Ana Maria Drummond, diretora-executiva
da Childhood Brasil (Divulgação)
"O Brasil é um destino de turismo sexual e leva tempo para desconstruir o imaginário de que é um país sem regras, onde tudo pode"
A vinte dias da Copa do Mundo, o Brasil deu um importante passo no combate à exploração sexual infantil: na quarta-feira, a presidente Dilma Rousseff sancionou uma lei do Congresso que transforma o ato em crime hediondo e inafiançável. Porém, para a diretora-executiva da ONG sueca Childhood, Ana Maria Drummond, a legislação mais rígida não será suficiente para conter a explosão de casos durante o mundial de futebol. "O esquema [de exploração] já existe e a Copa o potencializa. Para prevenir, teria que ter feito um trabalho integrado muito anterior à Copa”, diz. Segundo levantamento divulgado pela própria ONG, países que organizaram as Copas anteriores registraram aumento no número de denúncias no período dos jogos – na África do Sul, em 2010, o crescimento foi de 66%. Leia a entrevista ao site de VEJA.
A legislação mais dura é suficiente para coibir a exploração sexual infantil no Brasil? Uma lei que reconhece o crime hediondo para casos de exploração sexual infantil já é um avanço, mas só ela não vai gerar a transformação que precisamos. O Brasil já tem uma legislação que aborda o assunto, o Estatuto da Criança e do Adolescente (ECA), que é bem avaliado quando comparado à legislação de outros países. Mas, por mais que existam leis que digam que a criança é prioridade e deve ser responsabilidade de todos protegê-la, sabemos que na prática o crime acontece. O sistema de denúncia precisa avançar muito.
Quais foram os principais avanços nos últimos anos? Há 15 anos, nem se falava sobre esse tema. Hoje, o abuso de crianças e adolescentes é menos negligenciado, temos um sistema nos tribunais especializado em ouvir as crianças, por exemplo. A maioria das famílias que tinha história de abuso não denunciava pelo simples fato de a criança ter que repetir a mesma história inúmeras vezes: para o assistente social, o policial e, quando chegava ao tribunal, não era tratada como criança.

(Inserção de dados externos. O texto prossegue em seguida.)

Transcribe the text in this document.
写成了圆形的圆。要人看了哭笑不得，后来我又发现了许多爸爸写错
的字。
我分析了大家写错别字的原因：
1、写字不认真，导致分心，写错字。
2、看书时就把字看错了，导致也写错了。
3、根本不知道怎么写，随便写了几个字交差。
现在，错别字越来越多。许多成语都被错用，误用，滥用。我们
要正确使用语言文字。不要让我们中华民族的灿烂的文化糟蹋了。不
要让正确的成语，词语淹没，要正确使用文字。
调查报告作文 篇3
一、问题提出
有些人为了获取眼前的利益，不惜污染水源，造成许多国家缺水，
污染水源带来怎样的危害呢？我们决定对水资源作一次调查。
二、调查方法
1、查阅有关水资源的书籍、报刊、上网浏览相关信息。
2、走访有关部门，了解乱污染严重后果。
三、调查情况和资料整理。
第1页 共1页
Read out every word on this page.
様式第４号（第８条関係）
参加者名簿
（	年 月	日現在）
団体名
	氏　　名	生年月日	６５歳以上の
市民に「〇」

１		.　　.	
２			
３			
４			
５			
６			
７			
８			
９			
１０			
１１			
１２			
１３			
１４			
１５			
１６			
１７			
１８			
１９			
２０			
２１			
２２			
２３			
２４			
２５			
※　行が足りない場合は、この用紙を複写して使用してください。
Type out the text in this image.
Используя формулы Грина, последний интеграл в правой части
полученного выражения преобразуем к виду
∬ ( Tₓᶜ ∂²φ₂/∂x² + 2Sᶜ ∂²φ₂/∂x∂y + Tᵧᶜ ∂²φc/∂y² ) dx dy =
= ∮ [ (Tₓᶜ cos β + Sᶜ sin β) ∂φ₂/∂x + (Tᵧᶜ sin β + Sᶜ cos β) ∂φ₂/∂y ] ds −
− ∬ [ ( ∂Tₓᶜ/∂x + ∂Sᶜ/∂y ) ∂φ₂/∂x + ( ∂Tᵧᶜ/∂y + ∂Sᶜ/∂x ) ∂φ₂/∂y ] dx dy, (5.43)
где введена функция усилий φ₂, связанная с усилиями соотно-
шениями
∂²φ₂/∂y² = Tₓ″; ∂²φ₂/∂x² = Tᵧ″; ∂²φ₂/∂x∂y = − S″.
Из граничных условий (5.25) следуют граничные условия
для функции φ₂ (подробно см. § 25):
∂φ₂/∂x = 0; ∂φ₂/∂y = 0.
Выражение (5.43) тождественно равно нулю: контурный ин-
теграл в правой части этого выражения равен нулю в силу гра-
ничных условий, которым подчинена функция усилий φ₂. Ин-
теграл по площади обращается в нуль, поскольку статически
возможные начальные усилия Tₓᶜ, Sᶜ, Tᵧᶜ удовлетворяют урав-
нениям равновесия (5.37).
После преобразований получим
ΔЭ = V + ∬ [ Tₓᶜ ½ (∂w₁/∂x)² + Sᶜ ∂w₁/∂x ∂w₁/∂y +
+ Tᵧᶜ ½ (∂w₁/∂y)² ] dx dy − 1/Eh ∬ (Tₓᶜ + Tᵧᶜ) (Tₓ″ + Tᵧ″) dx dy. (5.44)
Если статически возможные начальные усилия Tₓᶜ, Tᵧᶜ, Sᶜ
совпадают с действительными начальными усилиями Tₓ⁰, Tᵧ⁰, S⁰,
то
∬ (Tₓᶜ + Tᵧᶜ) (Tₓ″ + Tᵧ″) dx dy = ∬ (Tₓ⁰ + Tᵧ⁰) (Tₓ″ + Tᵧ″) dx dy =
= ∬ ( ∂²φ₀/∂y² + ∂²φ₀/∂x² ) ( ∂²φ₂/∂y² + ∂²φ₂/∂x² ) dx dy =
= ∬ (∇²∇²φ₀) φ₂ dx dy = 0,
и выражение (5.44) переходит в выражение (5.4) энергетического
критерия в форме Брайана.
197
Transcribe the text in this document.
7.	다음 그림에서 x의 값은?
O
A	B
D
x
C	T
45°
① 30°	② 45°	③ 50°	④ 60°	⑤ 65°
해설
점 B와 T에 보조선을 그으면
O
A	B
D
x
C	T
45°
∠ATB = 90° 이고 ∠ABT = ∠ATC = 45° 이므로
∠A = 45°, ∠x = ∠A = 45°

O que falta ser feito em termos práticos para prevenir casos de exploração sexual durante a Copa? Falta a aceitação do que chamamos de agenda de convergência. O fluxo de turistas, consumo de bebida alcoólica e as férias escolares fazem parte do cenário que agrava a exposição da criança e do adolescente. Por isso, estamos fortalecendo a rede de atendimento nas cidades onde irão ocorrer os jogos. Por exemplo, se uma criança for abordada por um turista, e é feita uma denúncia, o conselho tutelar entra em ação para acionar todos os serviços dessa rede – polícia, assistentes sociais e o sistema de saúde. Então, a denúncia é a ponta do iceberg, sem ela, o sistema não é acionado.
Há uma previsão do potencial de aumento do número de casos durante a Copa? As denúncias naturalmente aumentam após grandes eventos, como o Carnaval. Nós já sabemos que o movimento de turistas gera mais aliciamento. É interesse dessas redes de exploração oferecer meninas a estrangeiros, são meninas aliciadas em cidades menores, levadas para os grandes centros. Então, esse esquema já existe e a Copa o potencializa. Para prevenir, teria que ter feito um trabalho integrado muito anterior à Copa do Mundo.
Houve indícios de casos durante a construção dos estádios? O cenário da construção do estádio, assim como outras obras de grande porte, sempre aumenta a exploração sexual. Há um contingente de homens em uma localidade já vulnerável, que não têm vínculo com o entorno. É natural que a exploração aconteça se não houver nenhum trabalho preventivo. No Itaquerão [estádio da abertura da Copa em São Paulo] não foi diferente.
O Brasil está preparado para receber os turistas sem expor crianças ao risco? Não sei, vamos ter que fazer nosso papel de monitorar. Sabemos dos esforços que estão sendo feitos, se eles serão suficientes ou não só a experiência irá nos dizer. Mas é preocupante porque temos todos os focos de vulnerabilidade instalados.
Quais são eles? As férias escolares, por exemplo. Suspender as aulas é uma recomendação da Lei Geral da Copa e o Ministério da Educação deixou a critério das secretarias de educação de cada cidade e Estado acatar ou não. Na prática, sabemos que as escolas irão suspender as aulas. Isso por si só já é um grande risco porque os pais dessas crianças não vão ser dispensados do trabalho, muitos estarão fazendo trabalho temporário. Ou seja, as crianças vão estar na rua. O Brasil é um destino de turismo sexual e leva tempo para desconstruir o imaginário de que é um país sem regras, onde tudo pode. Das doze cidades-sede da Copa, cinco são campeãs de denúncia em violência sexual contra criança e adolescente.